During the brief discussion period that followed BATTIN's presentation, BARONAS explained that TIFF was not developed in collaboration with or under the auspices of AIIM. TIFF is a company product, not a standard, is owned by two corporations, and is always changing. BARONAS also observed that ANSI/AIIM MS53, a bi-level image file transfer format that allows unlike systems to exchange images, is compatible with TIFF as well as with DEC's architecture and IBM's MODCA/IOCA.

+++++++++++++++++++++++++++++++++++++++++++++++++++++++++++++++++++++++++ HOOTON * Several questions to be considered in discussing text conversion *

HOOTON introduced the final topic, text conversion, by noting that it is becoming an increasingly important part of the imaging business. Many people now realize that it enhances their system to be able to have more and more character data as part of their imaging system. Re the issue of OCR versus rekeying, HOOTON posed several questions: How does one get text into computer-readable form? Does one use automated processes?

Does one attempt to eliminate the use of operators where possible?

Standards for accuracy, he said, are extremely important: it makes a major difference in cost and time whether one sets as a standard 98.5 percent acceptance or 99.5 percent. He mentioned outsourcing as a possibility for converting text. Finally, what one does with the image to prepare it for the recognition process is also important, he said, because such preparation changes how recognition is viewed, as well as facilitates recognition itself.

+++++++++++++++++++++++++++++++++++++++++++++++++++++++++++++++++++++++++ LESK * Roles of partic.i.p.ants in CORE * Data flow * The scanning process *

The image interface * Results of experiments involving the use of electronic resources and traditional paper copies * Testing the issue of serendipity * Conclusions *

Michael LESK, executive director, Computer Science Research, Bell Communications Research, Inc. (Bellcore), discussed the Chemical Online Retrieval Experiment (CORE), a cooperative project involving Cornell University, OCLC, Bellcore, and the American Chemical Society (ACS).

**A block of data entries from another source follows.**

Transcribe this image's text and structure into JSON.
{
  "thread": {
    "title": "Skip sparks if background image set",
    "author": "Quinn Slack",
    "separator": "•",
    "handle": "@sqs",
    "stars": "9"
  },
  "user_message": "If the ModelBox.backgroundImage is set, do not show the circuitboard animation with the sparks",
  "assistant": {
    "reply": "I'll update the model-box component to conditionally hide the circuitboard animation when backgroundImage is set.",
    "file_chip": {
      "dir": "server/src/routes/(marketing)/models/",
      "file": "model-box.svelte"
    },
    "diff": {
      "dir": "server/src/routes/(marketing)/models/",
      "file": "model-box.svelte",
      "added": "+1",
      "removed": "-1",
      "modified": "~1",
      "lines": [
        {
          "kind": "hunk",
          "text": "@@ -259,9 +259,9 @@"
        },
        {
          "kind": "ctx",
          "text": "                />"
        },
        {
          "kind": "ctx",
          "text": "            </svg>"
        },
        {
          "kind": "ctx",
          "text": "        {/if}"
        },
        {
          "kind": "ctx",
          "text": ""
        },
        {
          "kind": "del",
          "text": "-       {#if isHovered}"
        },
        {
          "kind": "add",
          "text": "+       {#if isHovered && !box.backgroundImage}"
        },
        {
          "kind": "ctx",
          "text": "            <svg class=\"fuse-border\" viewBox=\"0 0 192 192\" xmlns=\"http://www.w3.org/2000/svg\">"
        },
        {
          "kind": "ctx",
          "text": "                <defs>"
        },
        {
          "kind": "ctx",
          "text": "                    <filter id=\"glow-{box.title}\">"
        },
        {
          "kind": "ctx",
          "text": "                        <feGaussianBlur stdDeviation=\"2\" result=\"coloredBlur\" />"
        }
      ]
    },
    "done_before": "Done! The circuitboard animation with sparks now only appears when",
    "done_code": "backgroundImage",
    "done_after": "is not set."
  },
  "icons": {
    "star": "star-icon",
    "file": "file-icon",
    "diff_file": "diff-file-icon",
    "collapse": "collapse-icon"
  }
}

LESK spoke on 1) how the scanning was performed, including the unusual feature of page segmentation, and 2) the use made of the text and the image in experiments.

Working with the chemistry journals (because ACS has been saving its typesetting tapes since the mid-1970s and thus has a significant back-run of the most important chemistry journals in the United States), CORE is attempting to create an automated chemical library. Approximately a quarter of the pages by square inch are made up of images of quasi-pictorial material; dealing with the graphic components of the pages is extremely important. LESK described the roles of partic.i.p.ants in CORE: 1) ACS provides copyright permission, journals on paper, journals on microfilm, and some of the definitions of the files; 2) at Bellcore, LESK chiefly performs the data preparation, while Dennis Egan performs experiments on the users of chemical abstracts, and supplies the indexing and numerous magnetic tapes; 3) Cornell provides the site of the experiment; 4) OCLC develops retrieval software and other user interfaces.

Various manufacturers and publishers have furnished other help.

Concerning data flow, Bellcore receives microfilm and paper from ACS; the microfilm is scanned by outside vendors, while the paper is scanned inhouse on an Improvision scanner, twenty pages per minute at 300 dpi, which provides sufficient quality for all practical uses. LESK would prefer to have more gray level, because one of the ACS journals prints on some colored pages, which creates a problem.